Highlights & Insights

  • Translates "whether self-evolution is truly evolving" into a computable quantity \(S_{C,T}(D^{(t)})\), distinguishing reward increases from information gain—a critical step in turning "model collapse" into a monitorable metric.
  • Uses the \(\Omega(\log n)\) gap of one-way permutations as a limiting case for "asymmetry," upgrading the intuition that "verifying is easier than solving" into a citable lower bound applicable to any "forward easy, inverse hard" task (e.g., creative writing constraints).
  • The "Goldilocks Zone (High \(S\), Moderate \(H\))" serves as a signal for curriculum scheduling: by calculating the \((S, H)\) position each round, one can decrease difficulty if \(H\) is too high or change directions if \(S\) is too low, offering better interpretability than pass rates.
  • The narrative of the three principles (Asymmetry as the generator, Capacity as the receiver, Information Seeking as the open inlet) is highly transferable for diagnosing any self-play or agentic system.

Limitations & Future Work

  • Epiplexity is a very recent concept (Finzi et al., 2026) not yet widely validated, and prequential coding carries significant computational overhead for large models.
  • The three designs are currently easier to close-loop in easy-to-verify domains (code, math); measuring and training the inverse gap in hard-to-verify domains (open QA, medical) remains an open problem.
  • Experiments are small-scale diagnostic tests; the lack of a "monotonically increasing" counter-proof after applying all three designs is a gap typical of position papers.
  • Learnable information is a macro metric and may not correlate perfectly with downstream accuracy—it is possible to learn structures intrinsic to data but irrelevant to the task.
  • The bottleneck for Proactive Information Seeking is "knowing what you don't know," which is itself an open research question (Yin et al., 2023).
  • vs Self-Training (STaR / ReST / Rejection-Sampling): These rely on fixed verifiers; this paper points out they saturate after initial distributions are exhausted due to "lack of Information Seeking."
  • vs Solver-Verifier Co-evolution (Self-Rewarding / SPIN / URPO / Cooper): They lack strong-to-weak synchronization to ensure Verifiers keep up with Solvers, and task distributions do not expand—"lack of Asymmetric Co-evolution's reverse loop."
  • vs Proposer-Solver Self-Play (Absolute Zero / R-Zero / Dr.
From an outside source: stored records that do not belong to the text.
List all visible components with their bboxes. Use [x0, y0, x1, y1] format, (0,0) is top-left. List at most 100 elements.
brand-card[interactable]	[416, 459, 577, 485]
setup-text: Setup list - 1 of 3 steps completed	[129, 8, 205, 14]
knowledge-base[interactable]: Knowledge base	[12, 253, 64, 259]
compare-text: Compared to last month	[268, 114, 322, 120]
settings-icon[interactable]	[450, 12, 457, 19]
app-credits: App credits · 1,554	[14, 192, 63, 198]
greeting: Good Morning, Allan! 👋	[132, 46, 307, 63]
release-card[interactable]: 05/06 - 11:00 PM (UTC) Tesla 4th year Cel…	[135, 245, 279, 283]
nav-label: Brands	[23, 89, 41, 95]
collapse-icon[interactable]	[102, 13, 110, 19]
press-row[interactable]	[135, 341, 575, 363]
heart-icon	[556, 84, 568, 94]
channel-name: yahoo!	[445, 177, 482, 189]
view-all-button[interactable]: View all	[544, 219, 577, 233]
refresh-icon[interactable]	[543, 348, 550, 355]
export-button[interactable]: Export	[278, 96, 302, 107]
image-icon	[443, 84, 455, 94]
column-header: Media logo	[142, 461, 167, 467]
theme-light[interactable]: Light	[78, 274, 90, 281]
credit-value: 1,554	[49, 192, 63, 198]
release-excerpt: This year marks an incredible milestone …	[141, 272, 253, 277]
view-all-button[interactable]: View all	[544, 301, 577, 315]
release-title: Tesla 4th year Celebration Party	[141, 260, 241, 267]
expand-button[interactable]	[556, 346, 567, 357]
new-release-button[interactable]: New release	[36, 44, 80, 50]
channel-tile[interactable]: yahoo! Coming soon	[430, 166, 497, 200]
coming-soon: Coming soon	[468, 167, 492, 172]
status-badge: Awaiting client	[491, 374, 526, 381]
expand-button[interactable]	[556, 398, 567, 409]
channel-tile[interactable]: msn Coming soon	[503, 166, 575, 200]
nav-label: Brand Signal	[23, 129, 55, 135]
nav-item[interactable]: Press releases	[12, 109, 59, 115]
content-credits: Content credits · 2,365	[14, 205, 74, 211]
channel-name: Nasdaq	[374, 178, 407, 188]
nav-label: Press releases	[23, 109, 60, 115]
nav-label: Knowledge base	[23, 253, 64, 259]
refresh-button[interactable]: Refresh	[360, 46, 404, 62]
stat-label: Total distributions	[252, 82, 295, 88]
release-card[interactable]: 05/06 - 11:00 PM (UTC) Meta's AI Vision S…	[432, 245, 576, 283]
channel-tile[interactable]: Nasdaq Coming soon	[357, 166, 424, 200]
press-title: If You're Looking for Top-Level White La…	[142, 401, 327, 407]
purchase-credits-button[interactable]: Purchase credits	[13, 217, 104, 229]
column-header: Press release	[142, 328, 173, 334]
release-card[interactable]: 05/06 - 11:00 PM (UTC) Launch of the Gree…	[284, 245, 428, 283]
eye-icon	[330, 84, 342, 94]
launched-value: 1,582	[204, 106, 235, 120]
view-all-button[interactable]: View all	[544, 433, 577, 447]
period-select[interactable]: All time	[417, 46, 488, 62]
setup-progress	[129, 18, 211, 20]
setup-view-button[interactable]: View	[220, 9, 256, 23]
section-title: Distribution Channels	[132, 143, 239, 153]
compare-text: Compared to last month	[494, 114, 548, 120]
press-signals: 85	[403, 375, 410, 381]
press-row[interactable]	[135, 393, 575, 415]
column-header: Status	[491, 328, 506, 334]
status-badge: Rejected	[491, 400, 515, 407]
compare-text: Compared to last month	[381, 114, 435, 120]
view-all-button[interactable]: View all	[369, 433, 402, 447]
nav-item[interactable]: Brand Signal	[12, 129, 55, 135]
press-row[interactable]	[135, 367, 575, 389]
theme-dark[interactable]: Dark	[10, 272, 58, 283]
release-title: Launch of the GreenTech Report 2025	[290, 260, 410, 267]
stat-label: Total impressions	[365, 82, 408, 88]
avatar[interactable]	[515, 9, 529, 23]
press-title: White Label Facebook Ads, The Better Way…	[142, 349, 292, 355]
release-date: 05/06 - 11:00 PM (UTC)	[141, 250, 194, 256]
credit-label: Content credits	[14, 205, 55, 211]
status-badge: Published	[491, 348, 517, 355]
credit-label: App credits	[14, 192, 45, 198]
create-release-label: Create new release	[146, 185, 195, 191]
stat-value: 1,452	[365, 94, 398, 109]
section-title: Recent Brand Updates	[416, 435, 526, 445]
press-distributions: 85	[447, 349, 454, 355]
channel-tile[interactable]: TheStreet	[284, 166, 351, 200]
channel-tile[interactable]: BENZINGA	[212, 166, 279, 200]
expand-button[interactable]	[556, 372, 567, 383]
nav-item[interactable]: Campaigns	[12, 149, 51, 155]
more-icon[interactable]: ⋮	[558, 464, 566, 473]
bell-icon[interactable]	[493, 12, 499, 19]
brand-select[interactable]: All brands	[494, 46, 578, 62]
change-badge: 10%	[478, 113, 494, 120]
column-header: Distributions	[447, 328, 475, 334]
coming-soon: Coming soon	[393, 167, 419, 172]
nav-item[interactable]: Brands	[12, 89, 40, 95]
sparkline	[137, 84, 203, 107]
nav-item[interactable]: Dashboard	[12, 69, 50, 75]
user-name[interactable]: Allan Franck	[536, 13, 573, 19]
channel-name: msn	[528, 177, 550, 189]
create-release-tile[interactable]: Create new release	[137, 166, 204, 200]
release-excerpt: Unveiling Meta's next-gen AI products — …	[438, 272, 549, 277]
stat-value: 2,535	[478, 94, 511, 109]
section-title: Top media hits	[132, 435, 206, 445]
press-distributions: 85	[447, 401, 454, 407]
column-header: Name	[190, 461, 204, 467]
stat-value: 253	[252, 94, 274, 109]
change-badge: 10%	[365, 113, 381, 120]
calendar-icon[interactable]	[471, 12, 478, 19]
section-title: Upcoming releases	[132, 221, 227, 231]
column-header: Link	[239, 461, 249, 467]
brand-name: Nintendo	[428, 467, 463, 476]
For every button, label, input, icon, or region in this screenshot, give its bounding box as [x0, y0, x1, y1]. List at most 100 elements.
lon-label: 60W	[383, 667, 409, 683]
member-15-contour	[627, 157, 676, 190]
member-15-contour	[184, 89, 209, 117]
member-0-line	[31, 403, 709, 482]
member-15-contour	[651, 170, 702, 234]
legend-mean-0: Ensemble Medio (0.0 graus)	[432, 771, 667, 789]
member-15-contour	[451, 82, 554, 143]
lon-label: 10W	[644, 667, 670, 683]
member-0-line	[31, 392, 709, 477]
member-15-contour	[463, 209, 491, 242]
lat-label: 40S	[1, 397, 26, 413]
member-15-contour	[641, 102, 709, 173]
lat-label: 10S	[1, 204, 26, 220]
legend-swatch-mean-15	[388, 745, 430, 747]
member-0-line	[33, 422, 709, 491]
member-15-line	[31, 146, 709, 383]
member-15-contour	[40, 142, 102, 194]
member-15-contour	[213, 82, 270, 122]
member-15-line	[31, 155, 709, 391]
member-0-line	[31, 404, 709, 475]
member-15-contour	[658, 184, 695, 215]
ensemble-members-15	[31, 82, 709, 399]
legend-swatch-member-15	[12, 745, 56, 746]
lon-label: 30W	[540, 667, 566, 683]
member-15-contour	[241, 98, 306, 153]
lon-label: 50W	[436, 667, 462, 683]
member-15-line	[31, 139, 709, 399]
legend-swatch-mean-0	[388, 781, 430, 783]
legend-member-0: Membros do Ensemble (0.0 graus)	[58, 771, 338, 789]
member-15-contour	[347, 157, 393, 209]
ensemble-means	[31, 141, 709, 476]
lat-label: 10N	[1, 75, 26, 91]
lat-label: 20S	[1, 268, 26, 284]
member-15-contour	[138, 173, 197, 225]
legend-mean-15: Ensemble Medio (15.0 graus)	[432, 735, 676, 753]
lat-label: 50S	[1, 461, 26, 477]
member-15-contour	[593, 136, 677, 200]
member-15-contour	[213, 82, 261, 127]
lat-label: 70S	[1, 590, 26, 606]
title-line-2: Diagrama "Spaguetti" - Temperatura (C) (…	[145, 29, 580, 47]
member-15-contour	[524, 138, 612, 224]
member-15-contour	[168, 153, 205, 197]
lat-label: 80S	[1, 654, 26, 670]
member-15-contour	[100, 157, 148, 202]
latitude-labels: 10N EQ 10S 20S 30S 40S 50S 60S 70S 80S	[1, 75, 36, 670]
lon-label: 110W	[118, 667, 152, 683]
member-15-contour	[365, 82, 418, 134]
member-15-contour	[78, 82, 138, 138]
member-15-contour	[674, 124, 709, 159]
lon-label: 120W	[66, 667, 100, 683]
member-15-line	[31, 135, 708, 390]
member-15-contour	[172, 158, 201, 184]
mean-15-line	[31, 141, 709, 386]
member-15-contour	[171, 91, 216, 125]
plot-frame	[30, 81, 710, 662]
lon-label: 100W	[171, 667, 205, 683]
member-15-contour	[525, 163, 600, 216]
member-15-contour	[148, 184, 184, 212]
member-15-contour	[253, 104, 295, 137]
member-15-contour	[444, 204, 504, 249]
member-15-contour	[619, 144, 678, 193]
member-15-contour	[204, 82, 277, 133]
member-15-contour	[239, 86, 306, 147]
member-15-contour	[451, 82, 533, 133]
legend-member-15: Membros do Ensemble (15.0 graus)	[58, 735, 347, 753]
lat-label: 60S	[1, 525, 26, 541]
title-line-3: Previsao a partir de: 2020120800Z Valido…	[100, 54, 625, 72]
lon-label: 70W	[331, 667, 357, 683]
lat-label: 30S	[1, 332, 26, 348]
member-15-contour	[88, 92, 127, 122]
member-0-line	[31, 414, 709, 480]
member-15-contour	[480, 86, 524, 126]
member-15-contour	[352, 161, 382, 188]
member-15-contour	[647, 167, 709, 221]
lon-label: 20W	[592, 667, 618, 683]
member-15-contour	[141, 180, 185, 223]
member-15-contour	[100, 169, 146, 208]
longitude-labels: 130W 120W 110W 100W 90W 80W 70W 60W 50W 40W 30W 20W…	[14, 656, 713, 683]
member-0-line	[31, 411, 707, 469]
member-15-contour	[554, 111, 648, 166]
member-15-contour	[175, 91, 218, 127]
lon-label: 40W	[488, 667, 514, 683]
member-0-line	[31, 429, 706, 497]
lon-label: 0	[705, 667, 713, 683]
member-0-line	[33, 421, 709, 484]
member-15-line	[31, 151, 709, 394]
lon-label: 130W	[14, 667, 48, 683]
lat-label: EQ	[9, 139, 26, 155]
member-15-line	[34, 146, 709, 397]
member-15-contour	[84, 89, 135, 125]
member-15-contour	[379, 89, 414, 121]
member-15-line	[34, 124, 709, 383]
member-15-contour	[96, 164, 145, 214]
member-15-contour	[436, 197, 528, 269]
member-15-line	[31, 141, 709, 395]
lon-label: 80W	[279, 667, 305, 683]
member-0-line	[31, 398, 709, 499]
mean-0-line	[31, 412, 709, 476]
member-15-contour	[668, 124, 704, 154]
Zero / Self-Questioning): Their collapse is attributed to "Proposers drifting toward trivial/unsolvable" and the omission of Verifier synchronization—"Asymmetry not forming a ladder."
  • vs Triadic Loops (SPELL / SPICE / Socratic-Zero / GenEnv): Closest to this framework but still report plateaus; this paper provides the missing unified criterion: epiplexity.
  • vs Curriculum / Co-evolution / "Scaling is All You Need": The authors argue these are necessary but insufficient without the explicit constraint of learnable information.

Rating

  • Novelty: ⭐⭐⭐⭐⭐ Attributing self-play collapse to the lack of "learnable information" and formalizing it with epiplexity is a first for self-evolving LLM design criteria.
  • Experimental Thoroughness: ⭐⭐⭐ Includes only two small-scale diagnostic experiments; the lack of positive verification for the three designs is a notable but expected gap for a position paper.
  • Writing Quality: ⭐⭐⭐⭐⭐ Extremely clear structure (Framework → Metric → Principles → Failure Modes → Mapping). The consistent template (Design/Perspective/Gaps/Practice) makes it highly actionable for engineering.
  • Value: ⭐⭐⭐⭐⭐ Provides a unified diagnostic vocabulary and design principles for the self-evolving LLM and agentic RL community. This paper will likely be a frequent reference for its three principles and epiplexity monitoring paradigm.